Directed by Jack Hill. Written by F.X. Maier

There’s always been so much anxiety about what the youth gets up to that films about “kids these days” might as well be its own genre. Jack Hill’s Switchblade Sisters is part of that proud tradition, featuring “teens” harassing good people, shooting up roller skating rinks, getting pimped out, and allying themselves with underground militias, all while still going to third period math. 

Hill takes the earthbound concerns of the low moral standing of these kids and inflates them like a helium balloon, stretching the fabric beyond the familiar and letting it float off into the unhinged ether. It’s wild, it’s silly, it’s dumb, it’s Switchblade Sisters. 

A story of a girl gang and its coupled boy gang, it features petty jealousies, outright rivalries, the politics of street life, and it’s all treated with the same insight and finesse of a 3-year old wielding a crayon. The entertainment value fluctuates accordingly, but it’s not without its interesting ideas. 

Two girls are at the center of it: Maggie (Joanne Nail) is new to the inner city area where the Dagger Debs rule. A chance encounter earns herself an audition for membership, and an unlikely friendship forms with its incumbent queen Lace (Robbie Lee). Maggie’s no baby buffalo, however, and her rise to prominence sparks a showdown over gang control. 

In this conflict are warring ideas of heteronormativity, its consequences, and a rebellion against every established order, making Switchblade Sisters more than just an exploitation movie featuring an uneven story, violence, and bad line readings. It all builds fast and stays there, and no one can accuse Hill’s film of lollygagging.

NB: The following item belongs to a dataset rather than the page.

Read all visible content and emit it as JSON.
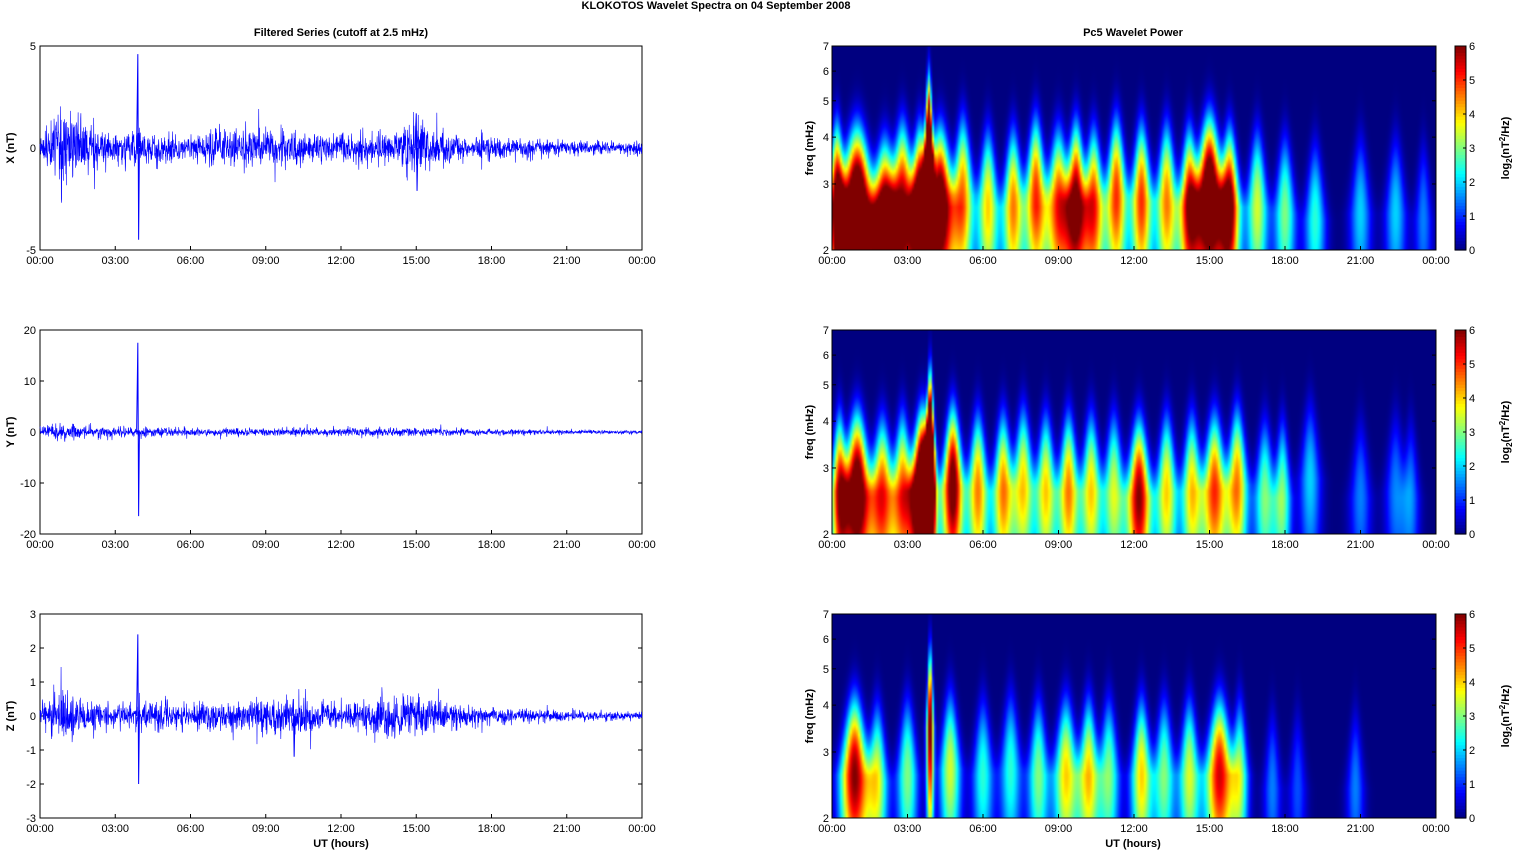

Switchblade Sisters aims its knife at mainstream culture and flails its arms wildly. Its hellbent anti-authority attitude is a thrill, and Joanne Nail is a feral house cat as Maggie, basically hissing her way through proceedings. The unapologetic behavior of Maggie and her comrades is Switchblade Sisters’s greatest strength, fueling the movie’s fire when most of its parts don’t offer much kindling, taking youth’s zeal for tunnel-visioned idealism and injecting it straight into an underground counterculture.